In a sunny garden, enveloped by birdsong, Bill and Gill talk about stories. They have a shared past – possibly as colleagues, or teacher and student, or perhaps more – that hovers at the edges of their interactions, hinting at something unspoken, unresolved, unrequited.

At Bill’s request, Gill is visiting and has brought tales about the origins of language, about miscommunication and misunderstanding. As they pass the threads of myth and parable back and forth, collaborating and disagreeing, encouraging and correcting, the pattern of their own entwined narrative is revealed, and we, too, are pulled inside this subtly moving paean to the power of story.

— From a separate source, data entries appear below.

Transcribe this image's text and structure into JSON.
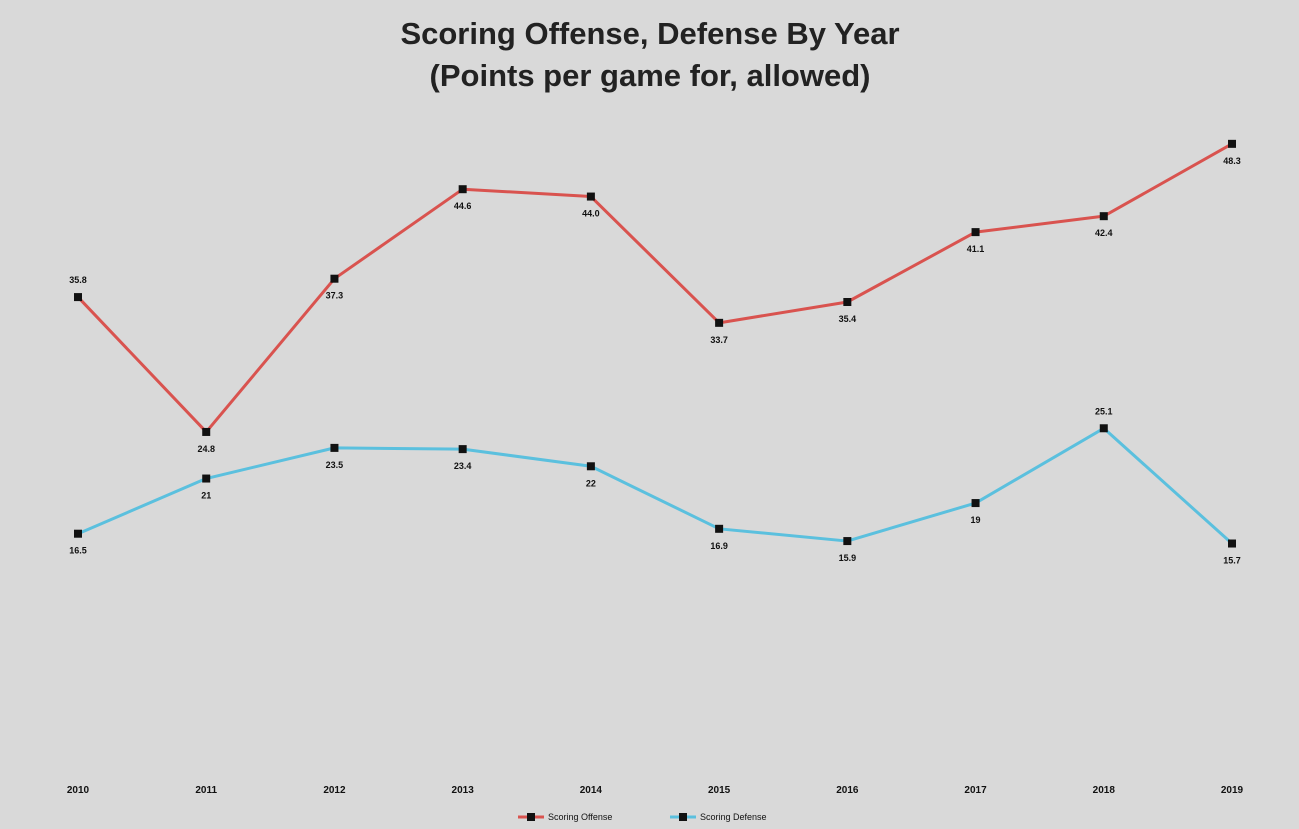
{
  "chart_data": {
    "type": "line",
    "title": "Scoring Offense, Defense By Year",
    "subtitle": "(Points per game for, allowed)",
    "categories": [
      "2010",
      "2011",
      "2012",
      "2013",
      "2014",
      "2015",
      "2016",
      "2017",
      "2018",
      "2019"
    ],
    "series": [
      {
        "name": "Scoring Offense",
        "color": "#d9534f",
        "values": [
          35.8,
          24.8,
          37.3,
          44.6,
          44.0,
          33.7,
          35.4,
          41.1,
          42.4,
          48.3
        ],
        "labels": [
          "35.8",
          "24.8",
          "37.3",
          "44.6",
          "44.0",
          "33.7",
          "35.4",
          "41.1",
          "42.4",
          "48.3"
        ]
      },
      {
        "name": "Scoring Defense",
        "color": "#5bc0de",
        "values": [
          16.5,
          21,
          23.5,
          23.4,
          22,
          16.9,
          15.9,
          19,
          25.1,
          15.7
        ],
        "labels": [
          "16.5",
          "21",
          "23.5",
          "23.4",
          "22",
          "16.9",
          "15.9",
          "19",
          "25.1",
          "15.7"
        ]
      }
    ],
    "xlabel": "",
    "ylabel": "",
    "ylim": [
      0,
      50
    ],
    "grid": false,
    "y_axis_visible": false,
    "legend_position": "bottom-center"
  }
}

They begin at the beginning, with flood myths from around the world, and as Gill takes tentative steps into the telling – at times deferring to Bill, occasionally challenging his interruptions – we glimpse the structure of their relationship in all its give and take, surge and retreat. While Gill balks at the ease with which Bill claims ownership of the most ancient stories, by amending details and altering characters, she also questions the intrinsic patriarchal slant – where are the tales with women at their centre, shaped by women’s experiences?

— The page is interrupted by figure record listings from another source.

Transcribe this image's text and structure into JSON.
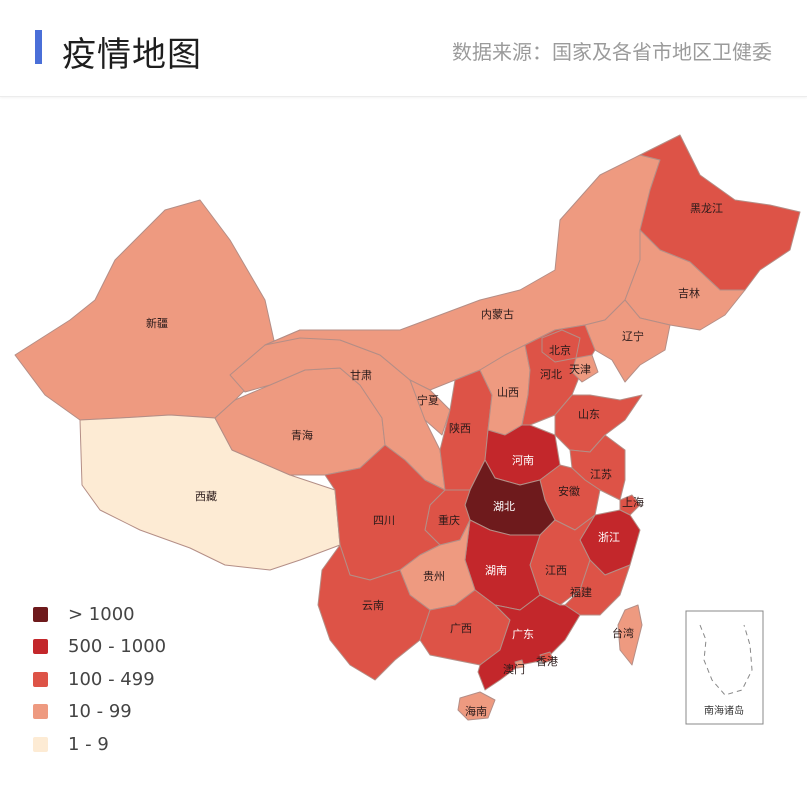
{
  "header": {
    "title": "疫情地图",
    "source": "数据来源：国家及各省市地区卫健委",
    "accent_color": "#4a6fd8"
  },
  "legend": [
    {
      "label": "> 1000",
      "color": "#6e1a1c"
    },
    {
      "label": "500 - 1000",
      "color": "#c3272b"
    },
    {
      "label": "100 - 499",
      "color": "#dd5347"
    },
    {
      "label": "10 - 99",
      "color": "#ee9a80"
    },
    {
      "label": "1 - 9",
      "color": "#fdebd4"
    }
  ],
  "provinces": {
    "heilongjiang": {
      "name": "黑龙江",
      "bin": 2
    },
    "jilin": {
      "name": "吉林",
      "bin": 3
    },
    "liaoning": {
      "name": "辽宁",
      "bin": 3
    },
    "neimenggu": {
      "name": "内蒙古",
      "bin": 3
    },
    "beijing": {
      "name": "北京",
      "bin": 2
    },
    "tianjin": {
      "name": "天津",
      "bin": 3
    },
    "hebei": {
      "name": "河北",
      "bin": 2
    },
    "shanxi": {
      "name": "山西",
      "bin": 3
    },
    "shandong": {
      "name": "山东",
      "bin": 2
    },
    "henan": {
      "name": "河南",
      "bin": 1
    },
    "jiangsu": {
      "name": "江苏",
      "bin": 2
    },
    "anhui": {
      "name": "安徽",
      "bin": 2
    },
    "shanghai": {
      "name": "上海",
      "bin": 2
    },
    "zhejiang": {
      "name": "浙江",
      "bin": 1
    },
    "hubei": {
      "name": "湖北",
      "bin": 0
    },
    "hunan": {
      "name": "湖南",
      "bin": 1
    },
    "jiangxi": {
      "name": "江西",
      "bin": 2
    },
    "fujian": {
      "name": "福建",
      "bin": 2
    },
    "guangdong": {
      "name": "广东",
      "bin": 1
    },
    "guangxi": {
      "name": "广西",
      "bin": 2
    },
    "hainan": {
      "name": "海南",
      "bin": 3
    },
    "chongqing": {
      "name": "重庆",
      "bin": 2
    },
    "sichuan": {
      "name": "四川",
      "bin": 2
    },
    "guizhou": {
      "name": "贵州",
      "bin": 3
    },
    "yunnan": {
      "name": "云南",
      "bin": 2
    },
    "shaanxi": {
      "name": "陕西",
      "bin": 2
    },
    "gansu": {
      "name": "甘肃",
      "bin": 3
    },
    "qinghai": {
      "name": "青海",
      "bin": 3
    },
    "ningxia": {
      "name": "宁夏",
      "bin": 3
    },
    "xinjiang": {
      "name": "新疆",
      "bin": 3
    },
    "xizang": {
      "name": "西藏",
      "bin": 4
    },
    "taiwan": {
      "name": "台湾",
      "bin": 3
    },
    "hongkong": {
      "name": "香港",
      "bin": 2
    },
    "macau": {
      "name": "澳门",
      "bin": 3
    }
  },
  "inset_label": "南海诸岛"
}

But Bill, who is increasingly infirm, has a specific story he wants – needs – to tell: Nimrod and the Tower of Babel. In a way that reflects the power balance in their own relationship, Bill takes control of the narrative; when he is intermittently gripped by seizures, during which he disappears from the moment, as if dropping out of the present, Gill steps in to support him, and they create the story together.

From start to finish, this performance is elegantly structured and beautifully paced, with a script that revels in the power of the word to conjure vast landscapes and epic endeavour alongside the pulsing of the human heart. With segues into neurology – the search for ‘poetry in the prefrontal cortex’ – that juxtapose vibrant images of neurons in the brain and electricity whizzing across synapses, making connections and combinations like ideas fizzing between people crammed into the expanding city of Babel, the narrative is at once rational and scientific and brimming with passion. And it’s absolutely gripping, Bill steadily building the story, pulling it towards its conclusion, shaping it just as Nimrod’s followers placed brick upon brick in their attempt to reach the stars.

Stripped right back – and in that simplicity managing to pack philosophy and science, myth and magic, laughter and heartbreak into a riveting 80 minutes – the strength of this piece comes from the union of intelligent writing and the word-perfect power of the performances. It explores how the stories that appeal to us, that speak to the deepest parts of us, are the ones that reflect our situation, our needs and our desires, and affect the very structure of our brains.